How KeyRaider Malware Hacked 225K Apple AccountsRyan Olson of Palo Alto Networks Analyzes Breach Impact
The bad news is that the new KeyRaider malware has compromised more than 225,000 Apple accounts. The good news, according to cybersecurity expert Ryan Olson of Palo Alto Networks, is that only "jailbroken" ioS devices are at risk.
Researchers at Palo Alto networks named the KeyRaider after they determined last week that it had been used to compromise credentials linked to more than 225,000 Apple devices in 18 nations, including China, Russia, the United States and the United Kingdom. KeyRaider was discovered and brought to Palo Alto's attention by members of the amateur technical group WeipTech. Palo Alto Networks believes this is the largest known Apple account theft caused by malware.
Jailbreaking removes Apple's protections that limit what apps can be installed on the iOS devices.
"Generally, Apple keeps their devices really well locked down, and one of the reasons for that is to make sure that they're more secure," Olson says during this interview with Information Security Media Group. "The only programs that can run on a locked-down iOS device are those that have been blessed by Apple. People who want to run other things on their phones tend to jailbreak them. So, in this case, people who are getting infected with KeyRaider have jailbroken their phones and they were going and downloading what was basically pirated software."
Pirated applications are posted in a number of repositories, Olson says, so they are easy to access. They are not vetted by Apple or other mobile app providers for security.

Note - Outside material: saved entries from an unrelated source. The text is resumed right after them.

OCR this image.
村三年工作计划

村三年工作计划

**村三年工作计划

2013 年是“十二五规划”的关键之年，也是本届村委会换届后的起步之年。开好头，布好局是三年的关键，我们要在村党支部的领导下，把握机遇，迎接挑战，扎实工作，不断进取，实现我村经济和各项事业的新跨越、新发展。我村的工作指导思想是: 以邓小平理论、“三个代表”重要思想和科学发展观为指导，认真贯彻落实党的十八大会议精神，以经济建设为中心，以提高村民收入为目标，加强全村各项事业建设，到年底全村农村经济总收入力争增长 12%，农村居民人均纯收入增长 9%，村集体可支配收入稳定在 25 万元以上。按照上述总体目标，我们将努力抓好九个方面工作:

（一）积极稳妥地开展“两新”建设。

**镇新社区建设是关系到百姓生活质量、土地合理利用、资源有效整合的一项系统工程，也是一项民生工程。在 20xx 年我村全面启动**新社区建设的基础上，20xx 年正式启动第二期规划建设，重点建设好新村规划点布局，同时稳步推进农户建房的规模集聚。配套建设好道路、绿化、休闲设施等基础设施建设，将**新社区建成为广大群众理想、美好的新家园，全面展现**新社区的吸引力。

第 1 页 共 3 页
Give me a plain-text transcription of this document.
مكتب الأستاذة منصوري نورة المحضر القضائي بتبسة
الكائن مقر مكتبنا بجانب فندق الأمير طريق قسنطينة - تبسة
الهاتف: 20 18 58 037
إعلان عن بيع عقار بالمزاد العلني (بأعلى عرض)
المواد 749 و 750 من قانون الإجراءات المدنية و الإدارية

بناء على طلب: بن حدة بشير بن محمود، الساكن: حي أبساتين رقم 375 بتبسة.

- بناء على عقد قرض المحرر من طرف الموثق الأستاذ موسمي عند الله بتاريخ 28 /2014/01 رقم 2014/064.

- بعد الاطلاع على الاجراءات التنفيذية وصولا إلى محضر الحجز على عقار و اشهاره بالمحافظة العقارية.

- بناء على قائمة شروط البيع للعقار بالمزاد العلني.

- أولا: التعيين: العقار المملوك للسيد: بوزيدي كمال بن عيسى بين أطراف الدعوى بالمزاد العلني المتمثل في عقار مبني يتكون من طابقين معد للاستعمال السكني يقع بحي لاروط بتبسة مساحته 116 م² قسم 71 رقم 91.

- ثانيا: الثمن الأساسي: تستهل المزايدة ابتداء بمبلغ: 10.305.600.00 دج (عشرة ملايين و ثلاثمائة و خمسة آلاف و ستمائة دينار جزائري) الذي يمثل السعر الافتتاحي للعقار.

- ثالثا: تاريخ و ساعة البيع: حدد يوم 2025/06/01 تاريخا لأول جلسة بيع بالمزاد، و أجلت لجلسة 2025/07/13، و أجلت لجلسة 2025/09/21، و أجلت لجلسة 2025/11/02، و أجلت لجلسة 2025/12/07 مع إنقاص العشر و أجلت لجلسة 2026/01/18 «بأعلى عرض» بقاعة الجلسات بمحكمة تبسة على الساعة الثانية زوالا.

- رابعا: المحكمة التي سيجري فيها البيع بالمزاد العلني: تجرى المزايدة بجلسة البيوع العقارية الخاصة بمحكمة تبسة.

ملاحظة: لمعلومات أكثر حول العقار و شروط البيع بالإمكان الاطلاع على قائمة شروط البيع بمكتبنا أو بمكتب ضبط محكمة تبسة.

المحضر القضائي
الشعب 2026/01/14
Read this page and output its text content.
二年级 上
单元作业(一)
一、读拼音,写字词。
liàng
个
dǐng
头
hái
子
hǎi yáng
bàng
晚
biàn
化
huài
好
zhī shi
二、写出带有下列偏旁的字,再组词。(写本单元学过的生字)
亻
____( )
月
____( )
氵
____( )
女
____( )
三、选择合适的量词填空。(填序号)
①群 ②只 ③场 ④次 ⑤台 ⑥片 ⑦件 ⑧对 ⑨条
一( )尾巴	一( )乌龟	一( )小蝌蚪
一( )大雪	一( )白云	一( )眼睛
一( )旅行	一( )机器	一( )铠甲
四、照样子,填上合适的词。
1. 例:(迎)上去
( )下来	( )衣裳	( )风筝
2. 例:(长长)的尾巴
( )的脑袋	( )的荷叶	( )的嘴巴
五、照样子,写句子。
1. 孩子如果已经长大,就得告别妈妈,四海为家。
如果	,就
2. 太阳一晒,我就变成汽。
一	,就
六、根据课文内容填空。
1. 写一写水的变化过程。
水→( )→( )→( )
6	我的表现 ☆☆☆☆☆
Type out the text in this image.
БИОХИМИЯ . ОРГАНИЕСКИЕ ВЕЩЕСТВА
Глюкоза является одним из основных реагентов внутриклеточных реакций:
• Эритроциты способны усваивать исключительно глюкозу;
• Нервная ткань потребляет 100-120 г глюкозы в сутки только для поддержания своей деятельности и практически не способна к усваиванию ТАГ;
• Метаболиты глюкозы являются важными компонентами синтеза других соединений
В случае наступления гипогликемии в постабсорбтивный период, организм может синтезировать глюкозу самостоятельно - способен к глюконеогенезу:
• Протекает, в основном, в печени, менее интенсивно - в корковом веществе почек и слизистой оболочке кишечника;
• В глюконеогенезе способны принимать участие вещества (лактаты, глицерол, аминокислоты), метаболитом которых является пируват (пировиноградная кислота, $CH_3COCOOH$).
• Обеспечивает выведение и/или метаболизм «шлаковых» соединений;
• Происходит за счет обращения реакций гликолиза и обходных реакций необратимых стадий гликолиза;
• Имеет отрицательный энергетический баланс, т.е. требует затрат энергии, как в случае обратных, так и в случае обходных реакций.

"In this case, certain versions of fake anti-virus programs, cleanup applications and a whole bunch of others had been posted on these repositories that included the KeyRaider Trojan inside of them," Olson explains
When users downloaded these infected apps to their jailbroken iOS devices, KeyRaider infected their operating systems and stole credentials associated with their Apple accounts, including passwords and, in some cases, keys and certificates used by Apple to authenticate devices and accounts, he says.
So far, it appears that hackers are using the stolen credentials to make fraudulent purchases in Apple's App Store. Evidence suggests about 20,000 fraudsters are abusing the stolen credentials, Palo Alto Networks' research shows.
During this interview, Olson also discusses:
- How infected Apple users can remove KeyRaider from their devices;
- Why KeyRaider poses new bring-your-own-device concerns for the use of jailbroken devices in the workplace;
- Why KeyRaider is likely to raise some concerns among all iOS users about Apple's security, even though only jailbroken devices are at risk.
Olson is intelligence director at Unit 42, the intelligence team at Palo Alto Networks. Previously, Olson served as senior manager in Verisign's iDefense Threat Intelligence service. His area of expertise is detecting and identifying actors and groups conducting cybercrime and cyber-espionage operations. Olson is a contributing author of the book Cyber Fraud: Tactics, Techniques and Procedure, and is primary author of Cyber Security Essentials.